Question
You want definitions of some I.T. terms. In the context of application/system design, what are reliability, scalability and maintainability?
Answer
Reliability: Dependability or suitable for production; the property of performing consistently over time; worthy of being trusted at all times due to fault tolerance. A system that can perform despite hardware failures or regional data center failures is said to have reliability.
Scalability: the property to rapidly adjust to greater or lesser workloads; elasticity.
To be scalable a system must handle increased demand with minimal performance penalty; the system must also be able to quickly reduce resource consumption (for the sake of saving monetarily) when workloads contract based on business demands.

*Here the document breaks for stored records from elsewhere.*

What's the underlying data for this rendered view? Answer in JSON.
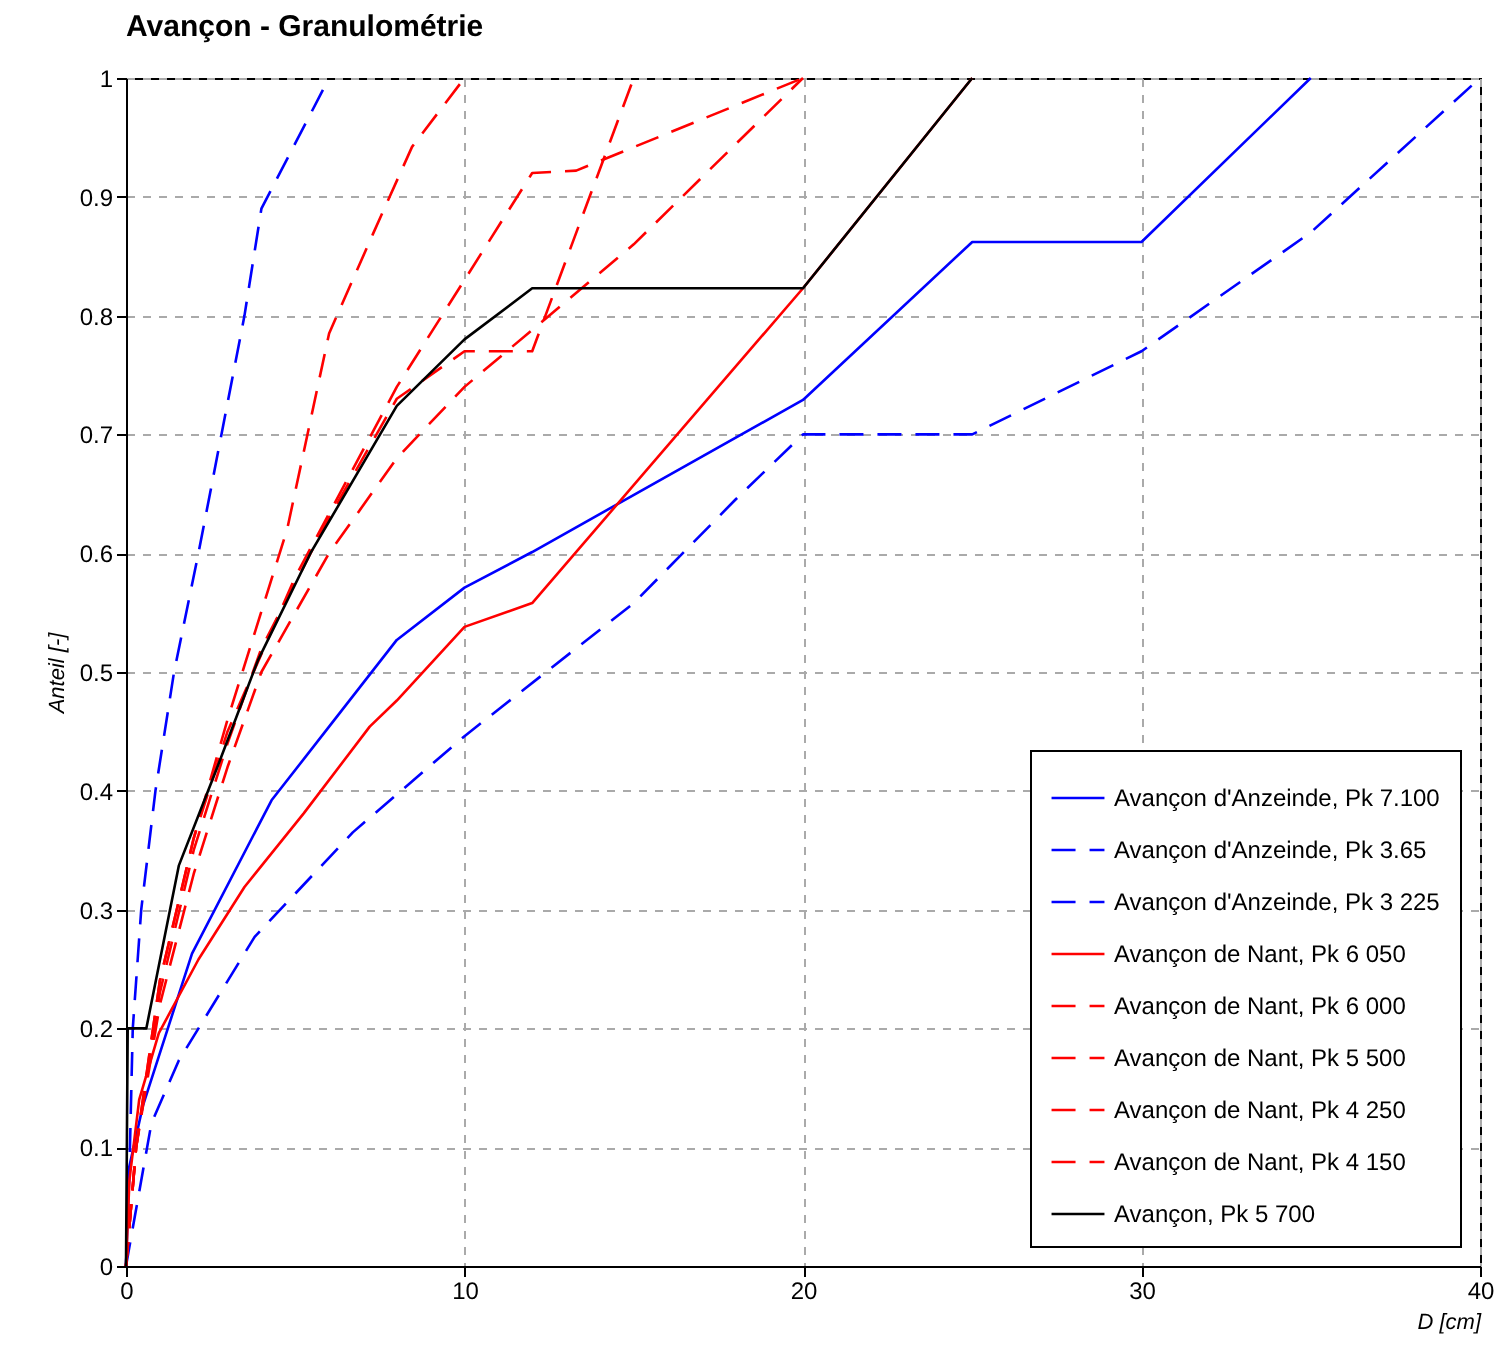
{
  "chart_data": {
    "type": "line",
    "title": "Avançon -  Granulométrie",
    "xlabel": "D [cm]",
    "ylabel": "Anteil [-]",
    "xlim": [
      0,
      40
    ],
    "xticks": [
      0,
      10,
      20,
      30,
      40
    ],
    "ylim": [
      0,
      1
    ],
    "yticks": [
      0,
      0.1,
      0.2,
      0.3,
      0.4,
      0.5,
      0.6,
      0.7,
      0.8,
      0.9,
      1
    ],
    "grid": true,
    "legend": "bottom right",
    "marker": "none",
    "series": [
      {
        "name": "Avançon d'Anzeinde, Pk 7.100",
        "color": "#0000ff",
        "line_style": "solid",
        "x": [
          0,
          0.1,
          0.5,
          1.95,
          4.3,
          6,
          8,
          10,
          12,
          20,
          25,
          30,
          35
        ],
        "values": [
          0,
          0.084,
          0.135,
          0.263,
          0.392,
          0.454,
          0.527,
          0.571,
          0.601,
          0.729,
          0.862,
          0.862,
          1
        ]
      },
      {
        "name": "Avançon d'Anzeinde, Pk 3.65",
        "color": "#0000ff",
        "line_style": "dashed",
        "x": [
          0,
          0.1,
          0.2,
          0.45,
          0.87,
          1.42,
          2.14,
          2.82,
          3.5,
          4,
          6
        ],
        "values": [
          0,
          0.08,
          0.2,
          0.3,
          0.4,
          0.5,
          0.6,
          0.7,
          0.8,
          0.89,
          1
        ]
      },
      {
        "name": "Avançon d'Anzeinde, Pk 3 225",
        "color": "#0000ff",
        "line_style": "dashed",
        "x": [
          0,
          0.75,
          1.56,
          3.8,
          6.7,
          10,
          15,
          18,
          20,
          25,
          30,
          35,
          40
        ],
        "values": [
          0,
          0.12,
          0.173,
          0.277,
          0.365,
          0.446,
          0.558,
          0.645,
          0.7,
          0.7,
          0.77,
          0.87,
          1
        ]
      },
      {
        "name": "Avançon de Nant, Pk 6 050",
        "color": "#ff0000",
        "line_style": "solid",
        "x": [
          0,
          0.1,
          0.39,
          0.97,
          2.14,
          3.5,
          5.25,
          7.2,
          8,
          10,
          12,
          20,
          25
        ],
        "values": [
          0,
          0.072,
          0.14,
          0.196,
          0.258,
          0.319,
          0.381,
          0.454,
          0.476,
          0.538,
          0.558,
          0.823,
          1
        ]
      },
      {
        "name": "Avançon de Nant, Pk 6 000",
        "color": "#ff0000",
        "line_style": "dashed",
        "x": [
          0,
          0.3,
          1,
          2,
          3,
          4,
          6,
          8,
          10,
          15,
          20
        ],
        "values": [
          0,
          0.1,
          0.22,
          0.33,
          0.42,
          0.5,
          0.6,
          0.68,
          0.74,
          0.86,
          1
        ]
      },
      {
        "name": "Avançon de Nant, Pk 5 500",
        "color": "#ff0000",
        "line_style": "dashed",
        "x": [
          0,
          0.3,
          1,
          2,
          3,
          4.76,
          6,
          7.3,
          8.45,
          10
        ],
        "values": [
          0,
          0.1,
          0.24,
          0.36,
          0.46,
          0.62,
          0.785,
          0.869,
          0.942,
          1
        ]
      },
      {
        "name": "Avançon de Nant, Pk 4 250",
        "color": "#ff0000",
        "line_style": "dashed",
        "x": [
          0,
          0.3,
          1,
          2,
          3,
          4,
          6,
          8,
          10,
          12,
          15
        ],
        "values": [
          0,
          0.1,
          0.23,
          0.35,
          0.44,
          0.52,
          0.63,
          0.73,
          0.77,
          0.77,
          1
        ]
      },
      {
        "name": "Avançon de Nant, Pk 4 150",
        "color": "#ff0000",
        "line_style": "dashed",
        "x": [
          0,
          0.3,
          1,
          2,
          3,
          5,
          8,
          10,
          12,
          13.3,
          20
        ],
        "values": [
          0,
          0.1,
          0.24,
          0.36,
          0.45,
          0.58,
          0.74,
          0.83,
          0.92,
          0.922,
          1
        ]
      },
      {
        "name": "Avançon, Pk 5 700",
        "color": "#000000",
        "line_style": "solid",
        "x": [
          0,
          0.05,
          0.6,
          1.56,
          2.7,
          3.9,
          5.45,
          8,
          10,
          12,
          20,
          25
        ],
        "values": [
          0,
          0.2,
          0.2,
          0.337,
          0.42,
          0.51,
          0.6,
          0.724,
          0.78,
          0.823,
          0.823,
          1
        ]
      }
    ]
  }
}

Scalability is achieved by adding or reducing (but not limited to) the following (usually automatically): processing power (e.g., the number of CPUs, the size of the cache(s) and speeds of the cache(s), memory power (e.g., size and/or speed), and networking bandwidth. A system is said to have scalability when it can scale up/down (changing the quality of the underlying computing component) or can scale out/in (changing the quantity of the underlying computing component) with little notice.
A system with the ability to expand or contract capacity suddenly (either through manual intervention or automated processes) is said to have scalability.
Maintainability: the property of being able to keep the system itself in a useful state throughout its operation; the trait of being able preserve efficiency after it is deployed, reconfigured or optimized.
A system is said to have maintainability if professionals can operate on the system once it is live and/or after changes are made to the system. A common subtrait of maintainable systems is the logical abstraction of components to reduce operational complexity (source page 23 of Designing Data-Intensive Applications by Kleppman).
The presentation of these definitions (and their presentation in a single article as they are here) was influenced by Chapter 1 of Designing Data-Intensive Applications by Kleppman.